W praktykowaniu wyrzeczeń trzeba bardzo uważać,
aby nie ulec „pokusie skrajności”. Na początku człowiek podejmuje określone
zaangażowanie ascetyczne, mając czystą intencję pogłębiania relacji z Bogiem.
Wyrazem tego są np. znaczne ograniczenia w spożywanych posiłkach. Taki post
jest poważnym wysiłkiem i pochłania duże ilości energii. Zarazem powoli daje o
sobie znać przegłodzenie i pragnienie zaspokojenia doskwierającego braku. W
zależności od siły woli, wewnętrzna determinacja, aby wytrwać może trwać nawet
bardzo długo. Następuje pogłębianie się postawy wyrzeczenia. Zły duch dostrzega
ten trud i sprytnie motywuje do podejmowania jeszcze bardziej radykalnych form
ascezy. Przy okazji podsuwa szereg błędnych poglądów, które w pierwszej
odsłonie sprawiają wrażenie szczytnych idei. Dobrym tego przykładem jest myśl,
że świat materialny jest czymś złym. To generuje sugestię, że „człowiek
duchowy” powinien zminimalizować wpływ cielesnego balastu. Proces zaczyna się
pogłębiać i człowiek coraz bardziej przypomina strunę napiętą do granic
możliwości. W trakcie mogą pojawić się drobne upadki, ale w sumie one jeszcze
intensywniej motywują. Ogólnie rzecz biorąc, powstaje swoista budowla skrajnego
wyrzeczenia. Przy braku doświadczenia, sytuacja taka nie może długo trwać. W
pewnym momencie następuje załamanie. Struna zbyt mocno naciągnięta po prostu
pęka. Co to konkretnie oznacza?
Ni mniej ni więcej, swoiste zanurzenie się w to,
co stanowiło dotychczasowy przedmiot wyrzeczenia. Człowiek popada w drugą
skrajność. Wcześniej była totalna rezygnacja, teraz zaś następuje gwałtowne
przekroczenie zwyczajnych norm konsumpcji. Uprzedni niedobór jest
zastępowany przez nadmiar. W przypadku jedzenia, małe ilości spożywanego dotąd
pokarmu przeobrażają się w wielkie ilości pochłanianych produktów. Jest to
spektakularne przejście od jednej skrajności do drugiej. Tym razem zły duch
zdecydowanie osłabia wolę i wręcz wpycha w „korkociąg używania”. Z tym łączy
się bolesne odczucie upadku i przegranej, co z kolei wyzwala stan beznadziei i
poczucie utraty swej wartości.
Gdy człowiek jest wygłodzony, w aspekcie
fizycznym organizm chce jak najszybciej nadrobić zaistniałe braki i
popada w nadmiar. Głębiej jednak rzecz biorąc, pokusa ma na celu zniszczenie
wewnętrznego pokoju i zerwanie relacji człowieka z Bogiem. Po pierwszych
upadkach najczęściej następuje powrót do pierwotnego radykalizmu. Nawet jeszcze
bardziej wzmocniony, w związku ze zjawiskiem „karania siebie”. Podjęte
wyrzeczenie nie zostało zrealizowane. Dlatego należy nałożyć sobie karę.

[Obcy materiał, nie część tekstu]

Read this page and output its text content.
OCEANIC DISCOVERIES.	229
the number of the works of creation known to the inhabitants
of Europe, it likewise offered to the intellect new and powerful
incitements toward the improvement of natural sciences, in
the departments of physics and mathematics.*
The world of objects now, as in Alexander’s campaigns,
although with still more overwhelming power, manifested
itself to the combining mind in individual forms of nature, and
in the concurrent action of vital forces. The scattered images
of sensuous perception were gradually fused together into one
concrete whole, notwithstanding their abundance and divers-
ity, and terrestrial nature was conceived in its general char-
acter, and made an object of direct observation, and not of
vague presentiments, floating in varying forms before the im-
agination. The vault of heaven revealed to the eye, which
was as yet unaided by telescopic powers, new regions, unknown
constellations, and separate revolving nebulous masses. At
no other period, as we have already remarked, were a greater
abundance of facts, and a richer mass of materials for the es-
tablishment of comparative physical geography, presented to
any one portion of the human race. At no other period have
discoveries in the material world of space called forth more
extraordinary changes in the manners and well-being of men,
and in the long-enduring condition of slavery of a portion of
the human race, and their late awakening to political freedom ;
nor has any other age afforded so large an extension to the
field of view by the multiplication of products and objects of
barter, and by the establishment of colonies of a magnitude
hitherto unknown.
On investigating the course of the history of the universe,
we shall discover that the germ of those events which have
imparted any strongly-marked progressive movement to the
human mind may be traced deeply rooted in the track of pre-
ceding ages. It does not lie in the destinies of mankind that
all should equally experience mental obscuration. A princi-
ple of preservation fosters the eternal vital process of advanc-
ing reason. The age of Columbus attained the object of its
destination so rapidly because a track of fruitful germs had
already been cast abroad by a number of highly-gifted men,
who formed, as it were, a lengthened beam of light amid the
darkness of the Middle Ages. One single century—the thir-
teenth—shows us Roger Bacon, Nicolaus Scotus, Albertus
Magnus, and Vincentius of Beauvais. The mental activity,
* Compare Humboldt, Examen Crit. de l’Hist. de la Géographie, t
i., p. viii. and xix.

Najprostszym sposobem jest doraźna intensyfikacja podjętego wyrzeczenia. Ale to
z kolei powoduje na nowo narastanie głodu. Powstaje swoisty „diabelski krąg”.
Dodatkowo zły duch oczernia przedmiot rezygnacji. Nieudane posty odnośnie
jedzenia prowadzą do niechęci, czy wręcz do nienawiści wobec produktów
żywnościowych. Wszak to przez nie nastąpił duchowy upadek i niemożność radzenia
sobie z samym sobą. Jedzenie, wręcz całe Boże stworzenie przestaje być pięknym
i dobrym znakiem Bożego aktu stwórczego; staje się symbolem szatańskich
oddziaływań. Efekt jest tragiczny. Człowiek traci Boga, piękny świat i popada w
beznadzieję.
To dobrze tłumaczy, dlaczego w tradycji zakonnej
surowo zakazuje się prywatnych, radykalnych form ascezy. Nikt nie może
indywidualnie, bez otrzymania zgody kompetentnej osoby, podejmować własnych,
radykalnych postów. To nie są żarty. Przy braku doświadczenia, dodatkowe
wyrzeczenie może zamiast przybliżyć do Boga, skutecznie oddalić i zniszczyć samego
człowieka. Jednocześnie nie oznacza to oczywiście negacji wymagających
wyrzeczeń. W wielu przypadkach stanowiły one środek do zbudowania heroicznej
świętości. To oczywiste, postawa wyrzeczenia jest niezbędna na drodze
autentycznej wiary. Nigdy nie można jednak zapomnieć o wielkiej pokusie złego
ducha, który chce targać człowiekiem od jednej skrajności do drugiej. Aby tego
uniknąć, poziom wyrzeczeń powinien być optymalnie skorelowany z możliwościami
na danym etapie drogi duchowej. Znakiem „świętej ascezy” jest wzrastający pokój
serca, miłość do Boga, dziękczynienie za swe życie i zachwyt nad pięknem
świata. Duchu Święty, prowadź…
4 lipca 2015 (Mt 9, 14-17)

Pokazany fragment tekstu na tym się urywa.